Dans une interview, le ministre britannique de l'Industrie, Nus Ghani, a déclaré : « Nous avons négocié et continuerons de négocier avec l'UE, car nous savons que l'échéance finale approche. Cependant, j'ai bon espoir que les deux parties prendront la bonne décision. »
Ces dernières semaines, les véhicules électriques sont devenus un sujet majeur de tensions commerciales mondiales.
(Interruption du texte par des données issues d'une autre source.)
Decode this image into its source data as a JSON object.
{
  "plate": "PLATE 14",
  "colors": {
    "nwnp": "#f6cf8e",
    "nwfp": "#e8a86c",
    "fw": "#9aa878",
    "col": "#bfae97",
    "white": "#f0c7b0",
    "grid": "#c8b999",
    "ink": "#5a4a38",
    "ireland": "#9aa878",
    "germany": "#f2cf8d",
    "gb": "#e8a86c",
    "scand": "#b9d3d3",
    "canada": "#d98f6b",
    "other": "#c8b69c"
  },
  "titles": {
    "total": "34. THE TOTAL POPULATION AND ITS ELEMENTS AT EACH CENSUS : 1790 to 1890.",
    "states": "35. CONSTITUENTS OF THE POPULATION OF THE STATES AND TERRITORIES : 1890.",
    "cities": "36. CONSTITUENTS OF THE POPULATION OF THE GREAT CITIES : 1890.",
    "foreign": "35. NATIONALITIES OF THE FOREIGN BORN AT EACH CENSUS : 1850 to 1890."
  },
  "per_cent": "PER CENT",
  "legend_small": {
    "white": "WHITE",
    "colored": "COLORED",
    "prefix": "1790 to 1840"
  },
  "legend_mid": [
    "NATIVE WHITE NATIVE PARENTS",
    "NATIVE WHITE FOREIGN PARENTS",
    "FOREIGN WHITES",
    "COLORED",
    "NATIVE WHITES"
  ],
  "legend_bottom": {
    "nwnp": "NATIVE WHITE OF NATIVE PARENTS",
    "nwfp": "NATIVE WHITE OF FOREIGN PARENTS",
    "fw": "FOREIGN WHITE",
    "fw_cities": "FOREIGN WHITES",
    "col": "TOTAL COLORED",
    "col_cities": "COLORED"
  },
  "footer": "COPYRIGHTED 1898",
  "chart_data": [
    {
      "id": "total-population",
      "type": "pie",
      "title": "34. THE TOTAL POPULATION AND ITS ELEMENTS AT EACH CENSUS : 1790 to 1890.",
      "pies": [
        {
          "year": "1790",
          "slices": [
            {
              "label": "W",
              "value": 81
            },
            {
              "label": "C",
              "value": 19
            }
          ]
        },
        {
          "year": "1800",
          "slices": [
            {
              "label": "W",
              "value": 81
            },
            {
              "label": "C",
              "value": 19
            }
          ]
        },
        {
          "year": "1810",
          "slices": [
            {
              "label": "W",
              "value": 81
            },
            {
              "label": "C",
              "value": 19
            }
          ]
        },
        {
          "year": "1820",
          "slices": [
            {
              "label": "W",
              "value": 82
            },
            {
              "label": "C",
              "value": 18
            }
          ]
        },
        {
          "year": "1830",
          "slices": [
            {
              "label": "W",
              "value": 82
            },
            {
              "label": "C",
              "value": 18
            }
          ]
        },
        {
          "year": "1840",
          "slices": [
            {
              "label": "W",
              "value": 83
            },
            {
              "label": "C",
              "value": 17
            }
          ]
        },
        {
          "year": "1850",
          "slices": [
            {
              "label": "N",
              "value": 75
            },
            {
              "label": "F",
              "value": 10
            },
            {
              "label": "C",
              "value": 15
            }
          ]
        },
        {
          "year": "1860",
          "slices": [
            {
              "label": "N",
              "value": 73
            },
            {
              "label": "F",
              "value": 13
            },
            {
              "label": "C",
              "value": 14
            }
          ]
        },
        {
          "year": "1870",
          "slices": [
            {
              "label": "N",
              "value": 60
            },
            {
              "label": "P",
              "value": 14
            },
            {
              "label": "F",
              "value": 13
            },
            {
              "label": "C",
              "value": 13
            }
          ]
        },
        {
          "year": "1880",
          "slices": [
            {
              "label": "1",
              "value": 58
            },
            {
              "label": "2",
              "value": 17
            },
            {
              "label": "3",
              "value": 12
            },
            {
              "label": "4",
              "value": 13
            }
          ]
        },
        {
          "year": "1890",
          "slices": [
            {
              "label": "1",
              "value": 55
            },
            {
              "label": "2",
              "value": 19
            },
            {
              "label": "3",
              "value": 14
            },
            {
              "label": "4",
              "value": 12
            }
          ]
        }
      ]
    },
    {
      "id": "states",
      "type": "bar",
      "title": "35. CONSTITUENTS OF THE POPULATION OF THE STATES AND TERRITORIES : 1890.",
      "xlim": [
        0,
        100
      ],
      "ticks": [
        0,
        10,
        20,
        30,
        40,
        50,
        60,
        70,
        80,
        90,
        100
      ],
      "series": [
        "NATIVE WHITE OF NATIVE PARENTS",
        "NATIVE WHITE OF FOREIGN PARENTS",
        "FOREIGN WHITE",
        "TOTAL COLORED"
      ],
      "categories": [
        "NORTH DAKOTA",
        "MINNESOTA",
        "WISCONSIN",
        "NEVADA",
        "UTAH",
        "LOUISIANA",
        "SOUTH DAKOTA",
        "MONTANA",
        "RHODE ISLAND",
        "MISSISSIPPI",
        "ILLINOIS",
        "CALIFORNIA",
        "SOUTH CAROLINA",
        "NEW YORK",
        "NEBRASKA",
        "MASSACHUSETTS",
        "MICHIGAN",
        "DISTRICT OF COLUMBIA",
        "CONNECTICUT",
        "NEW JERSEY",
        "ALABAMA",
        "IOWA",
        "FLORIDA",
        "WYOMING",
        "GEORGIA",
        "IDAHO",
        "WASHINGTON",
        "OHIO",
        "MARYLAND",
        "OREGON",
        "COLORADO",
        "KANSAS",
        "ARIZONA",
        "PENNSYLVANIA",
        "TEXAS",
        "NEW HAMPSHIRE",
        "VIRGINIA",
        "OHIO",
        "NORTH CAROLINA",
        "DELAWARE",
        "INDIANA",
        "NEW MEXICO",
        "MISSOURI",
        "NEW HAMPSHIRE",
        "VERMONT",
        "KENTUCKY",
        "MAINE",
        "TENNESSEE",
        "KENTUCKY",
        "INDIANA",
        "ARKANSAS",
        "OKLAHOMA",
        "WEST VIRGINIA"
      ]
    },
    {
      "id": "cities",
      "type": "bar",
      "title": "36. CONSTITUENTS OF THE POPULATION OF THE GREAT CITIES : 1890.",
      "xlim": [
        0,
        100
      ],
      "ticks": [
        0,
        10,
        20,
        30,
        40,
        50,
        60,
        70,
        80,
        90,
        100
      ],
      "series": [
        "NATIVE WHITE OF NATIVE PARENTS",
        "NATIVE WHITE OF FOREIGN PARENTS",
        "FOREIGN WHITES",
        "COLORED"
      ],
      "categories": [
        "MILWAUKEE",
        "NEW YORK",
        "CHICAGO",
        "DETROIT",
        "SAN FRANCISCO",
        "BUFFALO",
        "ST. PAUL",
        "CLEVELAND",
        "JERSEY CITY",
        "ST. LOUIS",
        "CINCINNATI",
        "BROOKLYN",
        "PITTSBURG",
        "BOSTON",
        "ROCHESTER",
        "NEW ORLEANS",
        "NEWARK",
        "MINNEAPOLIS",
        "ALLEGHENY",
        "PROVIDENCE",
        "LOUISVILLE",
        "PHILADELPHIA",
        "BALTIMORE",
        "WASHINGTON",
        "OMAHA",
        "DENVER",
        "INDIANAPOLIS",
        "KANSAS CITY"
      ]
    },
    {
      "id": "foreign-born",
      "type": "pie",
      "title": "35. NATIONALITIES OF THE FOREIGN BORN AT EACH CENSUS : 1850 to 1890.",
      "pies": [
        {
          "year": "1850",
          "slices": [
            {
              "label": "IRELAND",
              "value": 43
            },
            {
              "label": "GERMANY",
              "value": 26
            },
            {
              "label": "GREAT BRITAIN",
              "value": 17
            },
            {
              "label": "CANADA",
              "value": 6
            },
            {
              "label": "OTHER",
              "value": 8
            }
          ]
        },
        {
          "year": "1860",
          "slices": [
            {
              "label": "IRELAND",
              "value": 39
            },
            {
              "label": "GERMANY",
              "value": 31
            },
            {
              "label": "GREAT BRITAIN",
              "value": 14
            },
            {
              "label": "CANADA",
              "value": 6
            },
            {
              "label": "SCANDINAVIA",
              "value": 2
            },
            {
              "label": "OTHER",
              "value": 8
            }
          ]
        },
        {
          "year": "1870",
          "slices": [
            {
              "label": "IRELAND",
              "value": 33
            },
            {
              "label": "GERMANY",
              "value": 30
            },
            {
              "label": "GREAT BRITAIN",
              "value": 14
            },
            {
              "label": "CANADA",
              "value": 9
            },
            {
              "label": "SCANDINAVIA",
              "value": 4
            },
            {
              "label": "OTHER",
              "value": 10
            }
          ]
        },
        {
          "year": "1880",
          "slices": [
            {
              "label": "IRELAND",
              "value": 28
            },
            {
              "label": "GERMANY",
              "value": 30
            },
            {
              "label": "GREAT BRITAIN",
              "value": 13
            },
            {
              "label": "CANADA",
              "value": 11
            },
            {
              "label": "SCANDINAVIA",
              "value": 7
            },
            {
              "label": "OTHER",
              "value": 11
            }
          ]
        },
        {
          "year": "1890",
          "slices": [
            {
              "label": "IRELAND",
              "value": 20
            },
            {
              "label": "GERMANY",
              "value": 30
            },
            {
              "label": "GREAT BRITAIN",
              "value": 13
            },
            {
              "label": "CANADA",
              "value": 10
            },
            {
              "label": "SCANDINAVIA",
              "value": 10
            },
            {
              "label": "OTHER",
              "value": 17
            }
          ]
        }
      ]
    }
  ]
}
Ghani a mentionné que l'une des raisons pour lesquelles le Royaume-Uni espère que l'UE retardera l'imposition de droits de douane est due à la décision de l'UE d'examiner l'impact des importations de voitures chinoises sur le marché de l'UE.
Le Premier ministre britannique Rishi Sunak et les constructeurs automobiles européens espèrent prolonger de trois ans la période de mise en œuvre progressive prévue, ce qui laissera plus de temps pour le développement de la chaîne d'approvisionnement en batteries dans la région. Sunak a demandé au chancelier allemand Olaf Scholz d'aider le Royaume-Uni à persuader l'UE de retarder les tarifs douaniers.